The federal government is bringing in further measures to reduce the risk of spreading COVID-19 on commercial passenger vessels and ferries.

Transport Minister Marc Garneau announced that starting Monday all commercial marine vessels with the capacity of 12 or more passengers will stop non-essential activities, such as tourism or recreation.

Ferries and essential passenger vessel operators are to immediately reduce the maximum number of passengers carried on board by 50 percent in an effort to comply with physical distancing rules.
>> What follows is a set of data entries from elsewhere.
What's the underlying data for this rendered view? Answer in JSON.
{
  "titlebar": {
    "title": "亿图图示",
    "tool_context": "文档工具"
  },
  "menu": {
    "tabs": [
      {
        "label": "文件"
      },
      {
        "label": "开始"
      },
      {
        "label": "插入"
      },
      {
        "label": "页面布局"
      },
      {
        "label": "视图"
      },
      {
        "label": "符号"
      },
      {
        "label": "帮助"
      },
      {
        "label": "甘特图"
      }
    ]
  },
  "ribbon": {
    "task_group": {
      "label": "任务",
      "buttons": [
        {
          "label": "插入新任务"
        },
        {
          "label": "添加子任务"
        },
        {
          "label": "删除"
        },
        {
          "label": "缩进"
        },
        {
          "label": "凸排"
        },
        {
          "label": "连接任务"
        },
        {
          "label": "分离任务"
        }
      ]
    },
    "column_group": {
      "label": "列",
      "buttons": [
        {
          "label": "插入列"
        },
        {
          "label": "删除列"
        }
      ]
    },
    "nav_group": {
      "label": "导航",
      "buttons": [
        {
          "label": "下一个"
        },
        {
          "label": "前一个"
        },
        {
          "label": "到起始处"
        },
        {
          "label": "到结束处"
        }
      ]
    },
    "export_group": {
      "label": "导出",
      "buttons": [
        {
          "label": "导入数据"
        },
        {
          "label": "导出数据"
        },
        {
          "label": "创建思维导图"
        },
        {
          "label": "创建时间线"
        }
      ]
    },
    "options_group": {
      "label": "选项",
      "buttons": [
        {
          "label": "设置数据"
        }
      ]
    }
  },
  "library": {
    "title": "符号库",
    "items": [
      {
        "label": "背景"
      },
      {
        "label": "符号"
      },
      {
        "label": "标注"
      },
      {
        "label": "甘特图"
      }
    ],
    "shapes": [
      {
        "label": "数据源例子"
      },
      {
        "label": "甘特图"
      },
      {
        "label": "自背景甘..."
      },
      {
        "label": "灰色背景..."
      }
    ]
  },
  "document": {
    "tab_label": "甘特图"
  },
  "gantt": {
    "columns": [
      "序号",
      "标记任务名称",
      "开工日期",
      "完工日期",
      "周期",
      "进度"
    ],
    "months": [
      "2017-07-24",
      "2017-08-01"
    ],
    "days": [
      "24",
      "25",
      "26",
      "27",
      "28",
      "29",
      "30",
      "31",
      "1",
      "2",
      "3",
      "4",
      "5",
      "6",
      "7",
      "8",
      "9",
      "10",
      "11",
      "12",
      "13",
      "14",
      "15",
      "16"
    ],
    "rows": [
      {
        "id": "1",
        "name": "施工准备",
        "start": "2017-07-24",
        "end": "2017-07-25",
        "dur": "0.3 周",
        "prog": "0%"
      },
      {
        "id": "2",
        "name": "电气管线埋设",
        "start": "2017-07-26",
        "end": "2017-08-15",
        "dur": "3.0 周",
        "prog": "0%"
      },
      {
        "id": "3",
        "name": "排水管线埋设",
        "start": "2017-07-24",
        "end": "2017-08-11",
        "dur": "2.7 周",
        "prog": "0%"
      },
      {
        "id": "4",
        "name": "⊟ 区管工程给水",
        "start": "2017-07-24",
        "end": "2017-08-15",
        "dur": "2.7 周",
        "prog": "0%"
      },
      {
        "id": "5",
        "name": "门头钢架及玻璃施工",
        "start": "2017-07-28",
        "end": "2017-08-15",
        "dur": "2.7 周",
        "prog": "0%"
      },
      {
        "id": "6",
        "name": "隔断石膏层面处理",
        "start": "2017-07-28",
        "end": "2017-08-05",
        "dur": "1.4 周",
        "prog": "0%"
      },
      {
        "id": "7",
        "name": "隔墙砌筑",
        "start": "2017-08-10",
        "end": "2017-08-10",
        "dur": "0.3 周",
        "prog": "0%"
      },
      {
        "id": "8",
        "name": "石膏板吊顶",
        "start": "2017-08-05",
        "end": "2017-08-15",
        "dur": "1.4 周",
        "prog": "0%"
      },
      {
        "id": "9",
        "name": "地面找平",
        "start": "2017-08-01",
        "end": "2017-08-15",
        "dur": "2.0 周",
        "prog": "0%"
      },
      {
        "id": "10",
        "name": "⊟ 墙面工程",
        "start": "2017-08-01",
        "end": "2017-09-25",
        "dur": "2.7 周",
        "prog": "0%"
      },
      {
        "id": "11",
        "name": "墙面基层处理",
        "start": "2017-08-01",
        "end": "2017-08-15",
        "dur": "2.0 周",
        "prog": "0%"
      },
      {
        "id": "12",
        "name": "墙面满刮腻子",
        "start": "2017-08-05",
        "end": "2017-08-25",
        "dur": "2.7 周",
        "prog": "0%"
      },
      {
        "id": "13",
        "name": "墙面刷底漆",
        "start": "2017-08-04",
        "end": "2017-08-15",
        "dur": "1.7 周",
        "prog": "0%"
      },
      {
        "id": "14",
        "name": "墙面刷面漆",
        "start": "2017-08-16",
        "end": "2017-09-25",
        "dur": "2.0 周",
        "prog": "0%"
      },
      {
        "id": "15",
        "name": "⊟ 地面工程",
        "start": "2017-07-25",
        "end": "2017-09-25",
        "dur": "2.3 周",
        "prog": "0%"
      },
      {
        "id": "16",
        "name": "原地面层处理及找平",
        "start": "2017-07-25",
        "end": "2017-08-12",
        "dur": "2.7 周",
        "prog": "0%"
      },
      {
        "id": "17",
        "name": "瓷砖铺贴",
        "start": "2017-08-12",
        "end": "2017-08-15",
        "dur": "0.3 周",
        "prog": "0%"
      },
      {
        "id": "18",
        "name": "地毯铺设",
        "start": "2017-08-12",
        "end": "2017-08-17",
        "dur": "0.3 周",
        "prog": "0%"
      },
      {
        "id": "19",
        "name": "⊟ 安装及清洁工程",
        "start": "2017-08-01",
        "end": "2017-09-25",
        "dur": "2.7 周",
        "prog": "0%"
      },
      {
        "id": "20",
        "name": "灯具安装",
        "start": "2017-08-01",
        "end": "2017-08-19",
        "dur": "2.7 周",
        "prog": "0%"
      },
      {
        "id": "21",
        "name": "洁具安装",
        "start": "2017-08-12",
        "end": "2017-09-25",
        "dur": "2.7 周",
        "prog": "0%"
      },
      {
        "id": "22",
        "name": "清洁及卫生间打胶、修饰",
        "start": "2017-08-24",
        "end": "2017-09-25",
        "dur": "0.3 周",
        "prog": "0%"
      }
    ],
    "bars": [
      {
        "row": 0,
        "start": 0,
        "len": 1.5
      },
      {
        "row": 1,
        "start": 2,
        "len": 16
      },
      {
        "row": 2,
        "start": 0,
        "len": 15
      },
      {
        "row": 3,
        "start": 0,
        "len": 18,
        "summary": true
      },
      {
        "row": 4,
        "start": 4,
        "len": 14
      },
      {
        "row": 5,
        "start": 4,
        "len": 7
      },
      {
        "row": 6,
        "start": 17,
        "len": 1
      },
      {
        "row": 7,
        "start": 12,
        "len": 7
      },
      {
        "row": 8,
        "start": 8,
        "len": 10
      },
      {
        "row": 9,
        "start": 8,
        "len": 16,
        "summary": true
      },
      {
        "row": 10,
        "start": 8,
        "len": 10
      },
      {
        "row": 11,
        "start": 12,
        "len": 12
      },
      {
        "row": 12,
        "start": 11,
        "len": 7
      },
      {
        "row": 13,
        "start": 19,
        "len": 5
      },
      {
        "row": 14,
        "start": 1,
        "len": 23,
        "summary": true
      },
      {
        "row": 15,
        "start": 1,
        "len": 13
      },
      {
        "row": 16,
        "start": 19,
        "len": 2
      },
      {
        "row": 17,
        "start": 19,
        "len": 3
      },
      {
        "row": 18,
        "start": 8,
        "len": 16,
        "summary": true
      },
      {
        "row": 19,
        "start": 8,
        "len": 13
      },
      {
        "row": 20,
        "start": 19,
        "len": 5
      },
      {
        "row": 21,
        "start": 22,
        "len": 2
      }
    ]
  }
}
This new order applies to all routes travelled by the BC Ferries and will come into effect on April 6.

Transport Canada says operators will also implement alternative practices to reduce the spread of the virus, such as keeping people in their vehicles.

It says the measures will be in place until at least June 30.

In an effort to protect the North, the department is preventing any Canadian cruise ships from mooring, navigating or transitioning in Canadian Arctic waters and any foreign passenger vessels would have to give 60-days’ notice just to enter the waters.

“These new measures will help reduce the spread of COVID-19 while continuing to support the continued movement of goods through the supply chain, and ensuring Canadians can access their homes, jobs, and essential services in a safe manner,” Garneau said in a news release.

Last month, the federal government deferred the start of the cruise ship season to July 1, 2020.

The new measures will apply to all Canadian coastal and inland waters, including the St. Lawrence River, the Great Lakes, and Canada’s Arctic waters.

Those caught breaking the rules could face penalties of up to $5,000 a day for an individual and $25,000 a day for a vessel or corporation as well as criminal sanctions, fines and jail time.

BC Ferries drastically chopped its service starting Saturday after it said ridership was down by 80 percent.

The company said it would be cutting its sailings in half.

Bay Ferries Ltd., which sails between New Brunswick and Nova Scotia, had already made a series of changes to prevent the spread of COVID-19, including passenger screening to assess the health and travel history of those getting on the ferry.